La herencia de Jaime Guzmán es la Constitución Política de 1980, pero también la despolitización

Por Eduardo Ocampo Castillo

Mucho se ha discutido sobre cómo el legado de Guzmán está radicado en la Constitución Política de 1980. Pero no sólo está ahí. Para Guzmán, y la clase social minoritaria para la cual puso toda su capacidad intelectual, uno de sus principales objetivos, para hacer posible la dominación del nuevo régimen y las transformaciones de la dictadura, era despolitizar la sociedad en un doble sentido: que la sociedad no podía hacer política, ni que las organizaciones políticas debían desarrollarse en el seno de la sociedad. La sociedad, en este sentido, se agruparía en cuerpos intermedios “con fines propios” y las organizaciones políticas lo harían en torno al Estado.

 

¿Por qué a Guzmán le interesaba tanto la despolitización de la sociedad o la separación de la sociedad y la política?

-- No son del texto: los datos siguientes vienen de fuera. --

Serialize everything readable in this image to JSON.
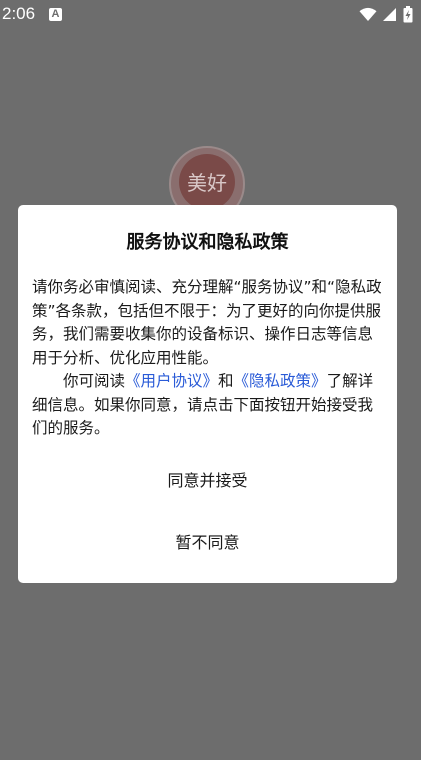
{
  "status_bar": {
    "time": "2:06",
    "notification_glyph": "A",
    "icons": [
      "wifi-icon",
      "signal-icon",
      "battery-icon"
    ]
  },
  "background": {
    "logo_text": "美好"
  },
  "dialog": {
    "title": "服务协议和隐私政策",
    "paragraph1": "请你务必审慎阅读、充分理解“服务协议”和“隐私政策”各条款，包括但不限于：为了更好的向你提供服务，我们需要收集你的设备标识、操作日志等信息用于分析、优化应用性能。",
    "paragraph2_prefix": "你可阅读",
    "user_agreement_link": "《用户协议》",
    "and_text": "和",
    "privacy_policy_link": "《隐私政策》",
    "paragraph2_suffix": "了解详细信息。如果你同意，请点击下面按钮开始接受我们的服务。",
    "accept_label": "同意并接受",
    "decline_label": "暂不同意"
  },
  "colors": {
    "overlay": "#6d6d6d",
    "link": "#2a5bd7",
    "logo_red": "#c8322d"
  }
}
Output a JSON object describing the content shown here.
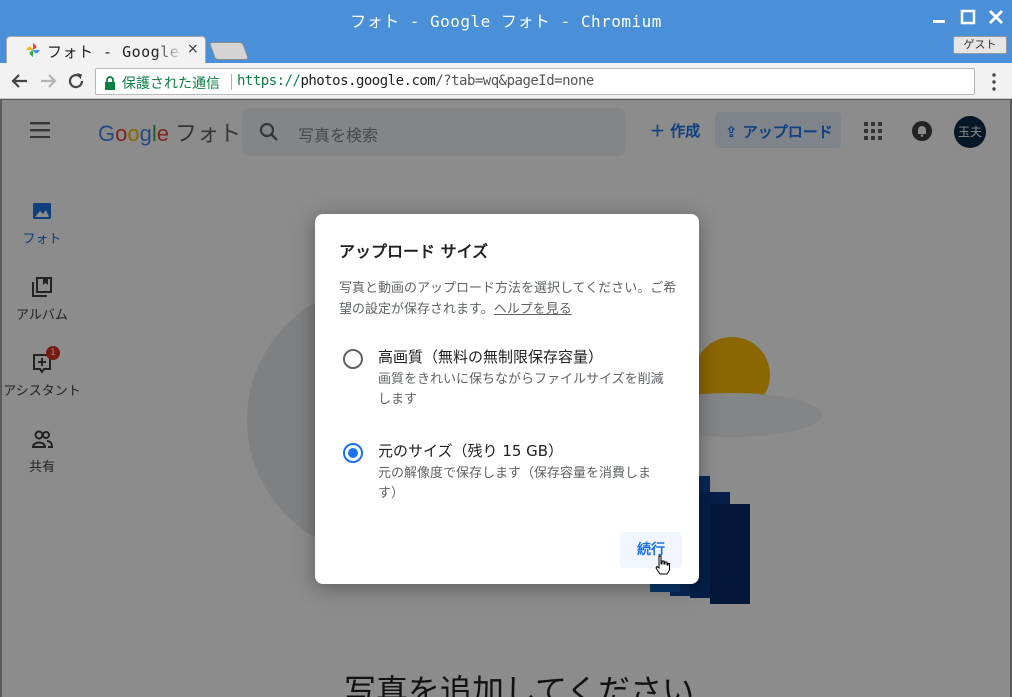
{
  "window": {
    "title": "フォト - Google フォト - Chromium"
  },
  "tab": {
    "title": "フォト - Google フォト",
    "close": "×"
  },
  "profile": {
    "label": "ゲスト"
  },
  "omnibox": {
    "security_label": "保護された通信",
    "url_scheme": "https://",
    "url_host": "photos.google.com",
    "url_path": "/?tab=wq&pageId=none"
  },
  "app": {
    "logo": {
      "g1": "G",
      "g2": "o",
      "g3": "o",
      "g4": "g",
      "g5": "l",
      "g6": "e",
      "product": "フォト"
    },
    "search_placeholder": "写真を検索",
    "create_label": "作成",
    "upload_label": "アップロード",
    "avatar_initials": "玉夫"
  },
  "sidenav": {
    "items": [
      {
        "label": "フォト",
        "icon": "photo-icon"
      },
      {
        "label": "アルバム",
        "icon": "album-icon"
      },
      {
        "label": "アシスタント",
        "icon": "assistant-icon",
        "badge": "1"
      },
      {
        "label": "共有",
        "icon": "people-icon"
      }
    ]
  },
  "empty_state": {
    "title": "写真を追加してください"
  },
  "dialog": {
    "title": "アップロード サイズ",
    "description": "写真と動画のアップロード方法を選択してください。ご希望の設定が保存されます。",
    "help_link": "ヘルプを見る",
    "options": [
      {
        "label": "高画質（無料の無制限保存容量）",
        "sub": "画質をきれいに保ちながらファイルサイズを削減します",
        "selected": false
      },
      {
        "label": "元のサイズ（残り 15 GB）",
        "sub": "元の解像度で保存します（保存容量を消費します）",
        "selected": true
      }
    ],
    "continue_label": "続行"
  },
  "colors": {
    "accent": "#1a73e8",
    "secure": "#0b8043",
    "titlebar": "#4a90d9"
  }
}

Porque comprendía que en su unidad, entre otros factores, estaba la posibilidad de que las mayorías sociales y populares disputaran la conducción del país y, por ende, el poder. Guzmán odiaba a la dirigencia sindical politizada, a la pobladora politizada, al universitario politizado, y a las organizaciones políticas que, en el seno de la sociedad, llevaban a cabo esa tarea. No sólo les odiaba, les temía, y por razones históricas.

 

La separación sociedad y política está en la Constitución Política de 1980. Por ejemplo impide a dirigentes sociales ser autoridades políticas, y prohíbe a los partidos políticos intervenir activamente en la vida social.

 

Sin duda que los partidos políticos son parte de la crisis en desarrollo en Chile, pero no permitamos que esa crítica, legítima, incube en corazón de esta extraordinaria movilización uno de los objetivos de Guzmán: Despolitizar para que el orden de los de arriba siga igual. Luchar por la democracia, la justicia social, por el fin del neoliberalismo y la Constitución Política de 1980 es una gesta histórica y política, no vaciemos su contenido.